Now, in a new paper, Tel Aviv University researchers turn their attention to generating human motion. Their Motion Diffusion Model (MDM) can, among other things, generate matching animations based on text.
"The holy grail of computer animation"
Automated generation of natural and expressive motion is the holy grail of computer animation, according to the researchers. The wide variety of possible movements and the ability of humans to perceive even slight flaws as unnatural are the biggest challenges, the researchers say.
A person's gait from A to B does include some repetitive features. But there are countless variations in the exact implementation of movements.
In addition, movements are difficult to describe: A kick, for example, can be a soccer kick or a karate kick.
Diffusion models used in current imaging systems such as DALL-E 2 have demonstrated remarkable generative capabilities and variability, making them a good choice for human motion, the team writes. For MDM, the researchers accordingly relied on a diffusion model and a transformer architecture.
Motion diffusion model is versatile and beats specialized models
The researchers' model is a generic framework that is suitable for various forms of input. In their work, they show examples of text-to-motion, action-to-motion, and completion and manipulation of existing animations.
In a text-to-motion task, MDM generates an animation that corresponds to a text description.

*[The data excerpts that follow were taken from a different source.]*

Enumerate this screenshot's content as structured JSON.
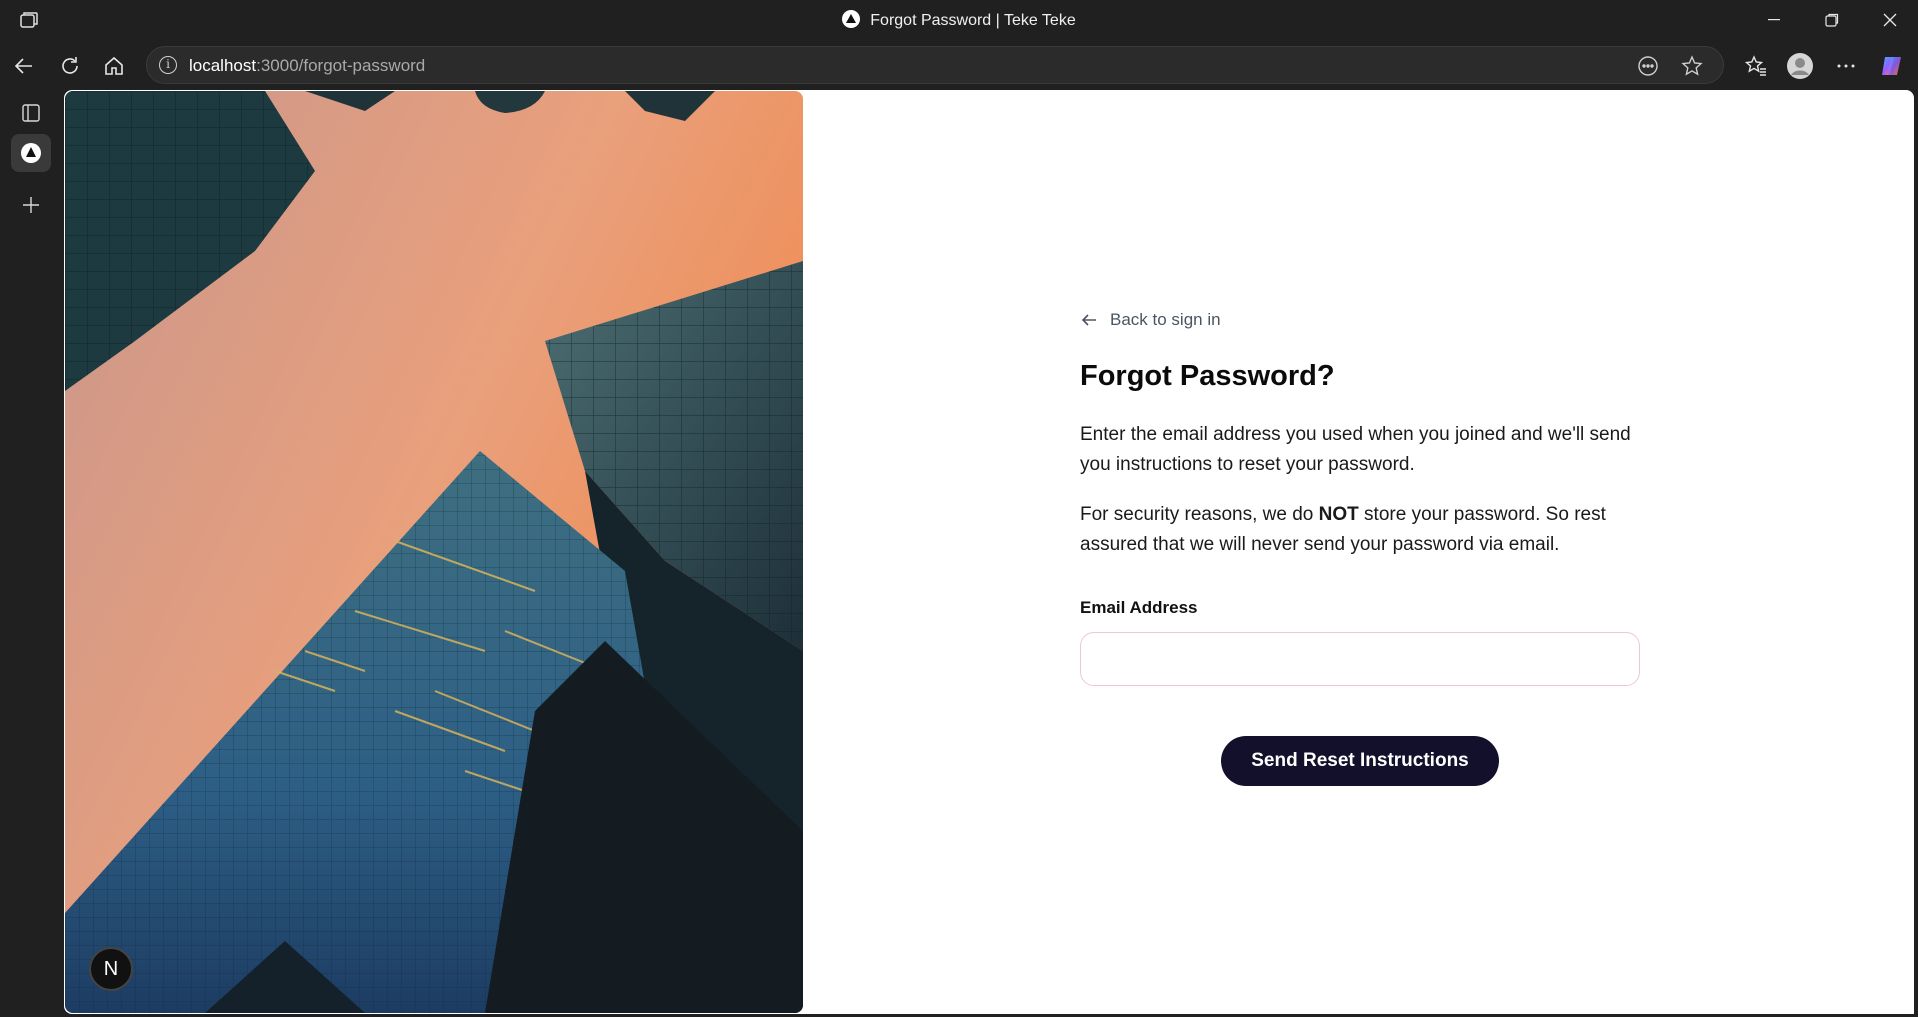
{
  "window": {
    "title": "Forgot Password | Teke Teke"
  },
  "address_bar": {
    "host": "localhost",
    "path": ":3000/forgot-password"
  },
  "page": {
    "back_link": "Back to sign in",
    "heading": "Forgot Password?",
    "para1": "Enter the email address you used when you joined and we'll send you instructions to reset your password.",
    "para2_before": "For security reasons, we do ",
    "para2_bold": "NOT",
    "para2_after": " store your password. So rest assured that we will never send your password via email.",
    "email_label": "Email Address",
    "email_value": "",
    "submit_label": "Send Reset Instructions",
    "badge_letter": "N"
  },
  "colors": {
    "submit_bg": "#12102a",
    "input_border": "#f2c4dc",
    "chrome_bg": "#202020"
  }
}
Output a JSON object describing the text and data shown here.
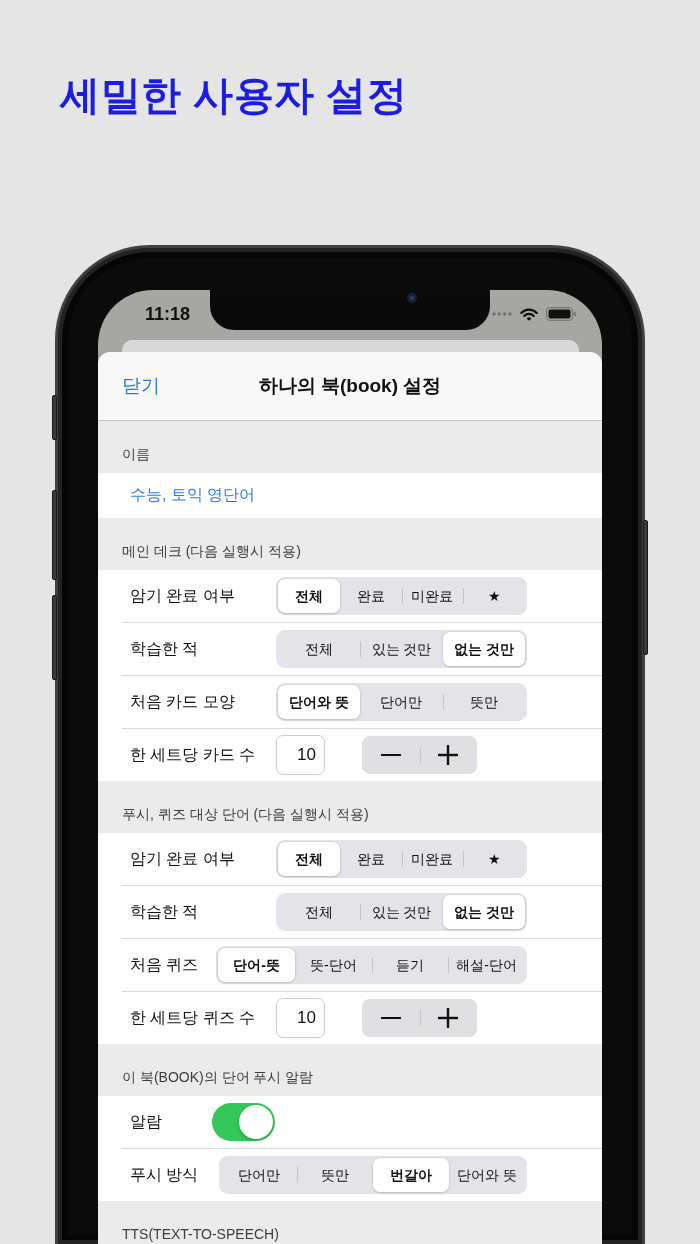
{
  "headline": "세밀한 사용자 설정",
  "status_bar": {
    "time": "11:18"
  },
  "nav_bar": {
    "close_button": "닫기",
    "title": "하나의 북(book) 설정"
  },
  "sections": [
    {
      "header": "이름",
      "rows": [
        {
          "kind": "text_field",
          "value": "수능, 토익 영단어"
        }
      ]
    },
    {
      "header": "메인 데크 (다음 실행시 적용)",
      "rows": [
        {
          "kind": "segmented",
          "label": "암기 완료 여부",
          "segments": [
            {
              "label": "전체",
              "selected": true
            },
            {
              "label": "완료",
              "selected": false
            },
            {
              "label": "미완료",
              "selected": false
            },
            {
              "label": "★",
              "selected": false
            }
          ]
        },
        {
          "kind": "segmented",
          "label": "학습한 적",
          "segments": [
            {
              "label": "전체",
              "selected": false
            },
            {
              "label": "있는 것만",
              "selected": false
            },
            {
              "label": "없는 것만",
              "selected": true
            }
          ]
        },
        {
          "kind": "segmented",
          "label": "처음 카드 모양",
          "segments": [
            {
              "label": "단어와 뜻",
              "selected": true
            },
            {
              "label": "단어만",
              "selected": false
            },
            {
              "label": "뜻만",
              "selected": false
            }
          ]
        },
        {
          "kind": "stepper",
          "label": "한 세트당 카드 수",
          "value": "10"
        }
      ]
    },
    {
      "header": "푸시, 퀴즈 대상 단어 (다음 실행시 적용)",
      "rows": [
        {
          "kind": "segmented",
          "label": "암기 완료 여부",
          "segments": [
            {
              "label": "전체",
              "selected": true
            },
            {
              "label": "완료",
              "selected": false
            },
            {
              "label": "미완료",
              "selected": false
            },
            {
              "label": "★",
              "selected": false
            }
          ]
        },
        {
          "kind": "segmented",
          "label": "학습한 적",
          "segments": [
            {
              "label": "전체",
              "selected": false
            },
            {
              "label": "있는 것만",
              "selected": false
            },
            {
              "label": "없는 것만",
              "selected": true
            }
          ]
        },
        {
          "kind": "segmented",
          "label": "처음 퀴즈",
          "segments": [
            {
              "label": "단어-뜻",
              "selected": true
            },
            {
              "label": "뜻-단어",
              "selected": false
            },
            {
              "label": "듣기",
              "selected": false
            },
            {
              "label": "해설-단어",
              "selected": false
            }
          ]
        },
        {
          "kind": "stepper",
          "label": "한 세트당 퀴즈 수",
          "value": "10"
        }
      ]
    },
    {
      "header": "이 북(BOOK)의 단어 푸시 알람",
      "rows": [
        {
          "kind": "toggle",
          "label": "알람",
          "on": true
        },
        {
          "kind": "segmented",
          "label": "푸시 방식",
          "segments": [
            {
              "label": "단어만",
              "selected": false
            },
            {
              "label": "뜻만",
              "selected": false
            },
            {
              "label": "번갈아",
              "selected": true
            },
            {
              "label": "단어와 뜻",
              "selected": false
            }
          ]
        }
      ]
    },
    {
      "header": "TTS(TEXT-TO-SPEECH)"
    }
  ]
}
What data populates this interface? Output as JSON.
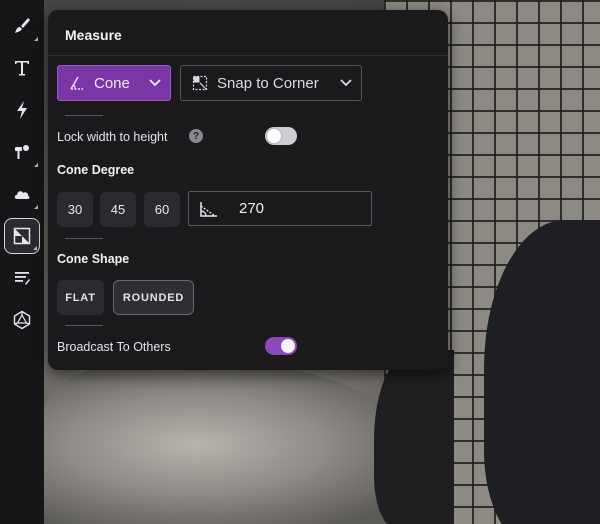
{
  "panel": {
    "title": "Measure"
  },
  "shape_dropdown": {
    "value": "Cone",
    "icon": "cone-angle-icon"
  },
  "snap_dropdown": {
    "value": "Snap to Corner",
    "icon": "snap-corner-icon"
  },
  "lock_width": {
    "label": "Lock width to height",
    "help": "?",
    "enabled": false
  },
  "cone_degree": {
    "label": "Cone Degree",
    "presets": [
      "30",
      "45",
      "60"
    ],
    "value": "270"
  },
  "cone_shape": {
    "label": "Cone Shape",
    "options": [
      "FLAT",
      "ROUNDED"
    ],
    "selected": "ROUNDED"
  },
  "broadcast": {
    "label": "Broadcast To Others",
    "enabled": true
  },
  "toolbar": {
    "tools": [
      "brush-icon",
      "text-icon",
      "lightning-icon",
      "paint-icon",
      "cloud-icon",
      "measure-icon",
      "notes-icon",
      "d20-icon"
    ],
    "active": "measure-icon"
  },
  "colors": {
    "accent": "#7b36a6",
    "panel_bg": "#1b191c",
    "toolbar_bg": "#161518"
  }
}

Thanks to the diffusion model, the same prompt generates different variants.
In the action-to-motion task, MDM generates animations that match a particular motion class, such as "sitting down" or "walking."
In addition, the model can complete or edit motions. The researchers compare their method with inpainting, which allows users to mark parts of an image in DALL-E 2 or Stable Diffusion and change them via text description.
During an edit, individual parts of the body can be selectively animated, while others do not move or retain their original animation.
In benchmarks, MDM is ahead of other generative models for motion, the researchers write. Currently, generating an animation takes about a minute on an Nvidia GeForce RTX 2080 Ti GPU. The training of the model took about three days.
In the future, the team wants to explore ways to control the animations even better and as a result expand the range of applications for the AI system. The code and model for MDM are available on GitHub.